Oh yeah! And in fact as we have now got much more clarity from an error classification point of view we can move on with the other TODOs in the plan at the very bottom;
i.e. analysing the Linux paths associated with handling the first three rows of the table above…do you agree on this?

 

Many Thanks

Gab

 

From: Christopher Temple <Christopher.Temple@...>
Sent: Wednesday, July 29, 2020 2:26 PM
To: Paoloni, Gabriele <gabriele.paoloni@...>; myu@...; artem_mygaiev@...; hartkopp@...; doris_wild@...; Kate Stewart <kstewart@...>; jochen.kall@...; tglx@...; Gurvitz, Eli (Mobileye) <eli.gurvitz@...>; Copperman, Elana (Mobileye) <elana.copperman@...>; slotosch@...; Paccapeli, Roberto <roberto.paccapeli@...>; Iacaruso, Maurizio <maurizio.iacaruso@...>; mbeltran@...; Ghosh, Joyabrata <joyabrata.ghosh@...>; Dellosa, Stefano <stefano.dellosa@...>; afaerber@...; lukas.bulwahn@...; Antonio Priore <Antonio.Priore@...>; safety-architecture@...; yasushi.ando@...; dposner@...; aymeric.rateau@...; Jean-Francois CULAT <jean-francois.culat.e@...>; James Morse <James.Morse@...>
Subject: RE: [ELISA Safety Architecture WG] Error Reporting and Handling: follow up on error classification

 

Hi Gab,

 

Here we need to understand (to start with Intel and ARM) which HW errors may eventually represent a hazard.
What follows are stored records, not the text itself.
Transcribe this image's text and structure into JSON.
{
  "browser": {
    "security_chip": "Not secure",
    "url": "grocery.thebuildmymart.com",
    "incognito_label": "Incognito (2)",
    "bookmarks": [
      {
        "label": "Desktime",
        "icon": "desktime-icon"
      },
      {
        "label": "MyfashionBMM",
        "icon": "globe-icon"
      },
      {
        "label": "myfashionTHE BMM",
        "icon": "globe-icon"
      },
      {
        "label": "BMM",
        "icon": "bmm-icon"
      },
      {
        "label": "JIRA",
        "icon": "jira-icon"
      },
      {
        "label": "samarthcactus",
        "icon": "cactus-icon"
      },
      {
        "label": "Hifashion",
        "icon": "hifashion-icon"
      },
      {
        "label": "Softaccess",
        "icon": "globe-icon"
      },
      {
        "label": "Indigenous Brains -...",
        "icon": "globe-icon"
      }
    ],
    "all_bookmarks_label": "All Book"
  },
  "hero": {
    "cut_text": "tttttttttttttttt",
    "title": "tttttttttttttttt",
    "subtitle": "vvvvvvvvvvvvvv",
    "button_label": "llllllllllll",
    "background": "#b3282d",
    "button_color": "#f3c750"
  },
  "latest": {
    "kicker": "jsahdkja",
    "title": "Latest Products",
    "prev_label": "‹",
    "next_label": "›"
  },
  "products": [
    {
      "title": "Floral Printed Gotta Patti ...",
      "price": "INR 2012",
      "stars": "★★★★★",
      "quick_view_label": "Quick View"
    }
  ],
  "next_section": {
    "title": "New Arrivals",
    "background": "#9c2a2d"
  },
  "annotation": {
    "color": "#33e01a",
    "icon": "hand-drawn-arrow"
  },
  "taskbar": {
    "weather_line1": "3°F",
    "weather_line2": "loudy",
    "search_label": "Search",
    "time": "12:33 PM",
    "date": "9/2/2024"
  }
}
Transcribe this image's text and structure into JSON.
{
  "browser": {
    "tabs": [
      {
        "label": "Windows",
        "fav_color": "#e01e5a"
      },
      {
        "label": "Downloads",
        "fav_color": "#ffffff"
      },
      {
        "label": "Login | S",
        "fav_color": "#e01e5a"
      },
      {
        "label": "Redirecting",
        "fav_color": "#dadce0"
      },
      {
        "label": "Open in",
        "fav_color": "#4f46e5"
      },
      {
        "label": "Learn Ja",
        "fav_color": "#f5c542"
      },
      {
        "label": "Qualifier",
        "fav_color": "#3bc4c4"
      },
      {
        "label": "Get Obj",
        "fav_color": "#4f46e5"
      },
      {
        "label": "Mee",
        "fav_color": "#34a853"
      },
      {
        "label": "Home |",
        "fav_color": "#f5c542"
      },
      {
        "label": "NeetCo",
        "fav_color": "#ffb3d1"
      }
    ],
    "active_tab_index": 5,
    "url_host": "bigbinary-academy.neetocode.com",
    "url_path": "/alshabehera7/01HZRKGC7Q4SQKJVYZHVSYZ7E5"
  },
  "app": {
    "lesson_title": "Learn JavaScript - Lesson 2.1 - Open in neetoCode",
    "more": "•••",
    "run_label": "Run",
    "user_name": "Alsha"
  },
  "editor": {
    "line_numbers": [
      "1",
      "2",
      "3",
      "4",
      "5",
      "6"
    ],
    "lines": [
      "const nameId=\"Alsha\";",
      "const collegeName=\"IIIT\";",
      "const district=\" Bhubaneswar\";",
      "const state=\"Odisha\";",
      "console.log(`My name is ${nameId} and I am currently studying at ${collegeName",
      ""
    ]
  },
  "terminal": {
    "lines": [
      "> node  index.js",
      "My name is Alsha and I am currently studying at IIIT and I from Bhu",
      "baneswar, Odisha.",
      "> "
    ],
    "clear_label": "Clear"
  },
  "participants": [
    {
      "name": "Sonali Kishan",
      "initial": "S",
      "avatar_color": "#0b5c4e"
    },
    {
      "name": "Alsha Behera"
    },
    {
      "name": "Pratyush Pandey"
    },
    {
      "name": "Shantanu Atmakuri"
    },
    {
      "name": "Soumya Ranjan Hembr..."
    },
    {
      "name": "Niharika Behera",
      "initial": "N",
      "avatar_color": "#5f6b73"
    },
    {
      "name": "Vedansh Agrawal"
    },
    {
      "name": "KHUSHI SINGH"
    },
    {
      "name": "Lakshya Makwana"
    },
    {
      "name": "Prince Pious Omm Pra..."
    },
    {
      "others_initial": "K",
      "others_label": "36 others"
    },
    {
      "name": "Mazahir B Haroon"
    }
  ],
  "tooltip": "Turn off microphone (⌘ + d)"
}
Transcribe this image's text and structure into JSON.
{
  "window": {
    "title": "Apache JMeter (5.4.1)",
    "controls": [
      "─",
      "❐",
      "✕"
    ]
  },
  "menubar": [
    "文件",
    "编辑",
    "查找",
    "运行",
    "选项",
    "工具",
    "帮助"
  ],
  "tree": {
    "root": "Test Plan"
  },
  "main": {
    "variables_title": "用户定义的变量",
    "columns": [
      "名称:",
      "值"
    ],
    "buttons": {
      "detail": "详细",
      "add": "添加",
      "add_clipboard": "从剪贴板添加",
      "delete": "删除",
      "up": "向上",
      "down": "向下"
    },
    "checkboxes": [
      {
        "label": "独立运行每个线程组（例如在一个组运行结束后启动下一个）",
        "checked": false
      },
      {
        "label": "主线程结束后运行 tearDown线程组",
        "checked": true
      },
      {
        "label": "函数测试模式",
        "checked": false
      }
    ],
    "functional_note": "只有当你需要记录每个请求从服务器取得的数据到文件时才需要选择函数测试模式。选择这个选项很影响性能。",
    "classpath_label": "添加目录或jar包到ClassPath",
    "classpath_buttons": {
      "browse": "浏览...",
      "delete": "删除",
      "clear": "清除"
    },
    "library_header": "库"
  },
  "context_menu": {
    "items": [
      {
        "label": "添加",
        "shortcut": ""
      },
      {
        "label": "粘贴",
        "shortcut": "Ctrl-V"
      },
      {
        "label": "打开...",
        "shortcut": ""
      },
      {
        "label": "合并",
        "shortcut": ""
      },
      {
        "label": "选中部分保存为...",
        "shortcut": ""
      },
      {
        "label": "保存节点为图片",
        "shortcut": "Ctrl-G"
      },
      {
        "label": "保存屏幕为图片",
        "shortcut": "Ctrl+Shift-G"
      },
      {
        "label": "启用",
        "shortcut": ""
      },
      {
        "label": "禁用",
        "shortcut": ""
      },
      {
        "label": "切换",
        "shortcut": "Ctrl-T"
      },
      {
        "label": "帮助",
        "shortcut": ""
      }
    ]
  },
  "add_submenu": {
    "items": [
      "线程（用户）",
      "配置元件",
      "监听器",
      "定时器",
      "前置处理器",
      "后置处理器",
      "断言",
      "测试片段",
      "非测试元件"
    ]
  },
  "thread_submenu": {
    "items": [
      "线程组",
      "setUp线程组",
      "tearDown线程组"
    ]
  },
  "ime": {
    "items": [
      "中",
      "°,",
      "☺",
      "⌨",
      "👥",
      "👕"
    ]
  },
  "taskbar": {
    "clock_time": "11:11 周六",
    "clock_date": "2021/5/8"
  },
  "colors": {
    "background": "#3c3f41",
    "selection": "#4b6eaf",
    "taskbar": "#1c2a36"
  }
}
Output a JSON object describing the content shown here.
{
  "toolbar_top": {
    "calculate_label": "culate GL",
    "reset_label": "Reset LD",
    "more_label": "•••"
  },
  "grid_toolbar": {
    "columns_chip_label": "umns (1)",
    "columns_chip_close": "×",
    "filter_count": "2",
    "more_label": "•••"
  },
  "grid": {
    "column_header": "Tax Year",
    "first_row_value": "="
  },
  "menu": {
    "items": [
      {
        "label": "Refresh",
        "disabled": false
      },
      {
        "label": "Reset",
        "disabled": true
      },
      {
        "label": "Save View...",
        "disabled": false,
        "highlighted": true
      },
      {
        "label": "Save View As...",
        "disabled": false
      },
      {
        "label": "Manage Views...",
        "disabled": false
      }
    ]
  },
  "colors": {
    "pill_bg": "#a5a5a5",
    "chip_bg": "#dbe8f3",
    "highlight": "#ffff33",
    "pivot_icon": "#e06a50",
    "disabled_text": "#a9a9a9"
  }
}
The reason is to identify respective error reporting and handling paths in Linux and highlight HW independent paths.

 

It is impossible to determine hazards w/o assuming some application properties. W/o any assumptions literally any HW error may eventually represent a hazard.

  • The term “hazard” describes the dangerous behaviour of a system as a whole as perceived from the context.  
  • This is also reflected by the definition of “hazard” in ISO 26262, namely “potential source of harm caused by malfunctioning behaviour of the item”.

 

On this point on ARM if we have an async external abort error is SW called to take action?

 

As explained this is equivalent to the Recoverable-not-continuable SRAR Error. (The abort is the exception rather than the error).

  • "In either case, this indicates that the error is detected at the instruction pointer saved on the stack for this machine check exception and restarting execution with the interrupted context is not possible."
  • "System software must terminate the interrupted stream of execution"

 

Earlier on you wrote “On IA I think that a part of these can be considered dangerous as the data has already been consumed, hence if no corrective action is taken, we can have data corruption and hence a hazard.”

What instruction do you see the x86 executing, if no instruction can be returned by the memory controller?

 

In my personal opinion If we commonly rely on Linux to handle errors we should continue to do so, especially if we cannot demonstrate that doing it in FW is safer.

 

We need to base conclusions on an accurate understanding of how the Linux services are initiated.

In both x86 and Arm the fatal memory error gets handled through an exception and not through the Linux EDAC subsystem. As explained no FW gets executed.

 

Where do you see that the fatal error is handled in FW?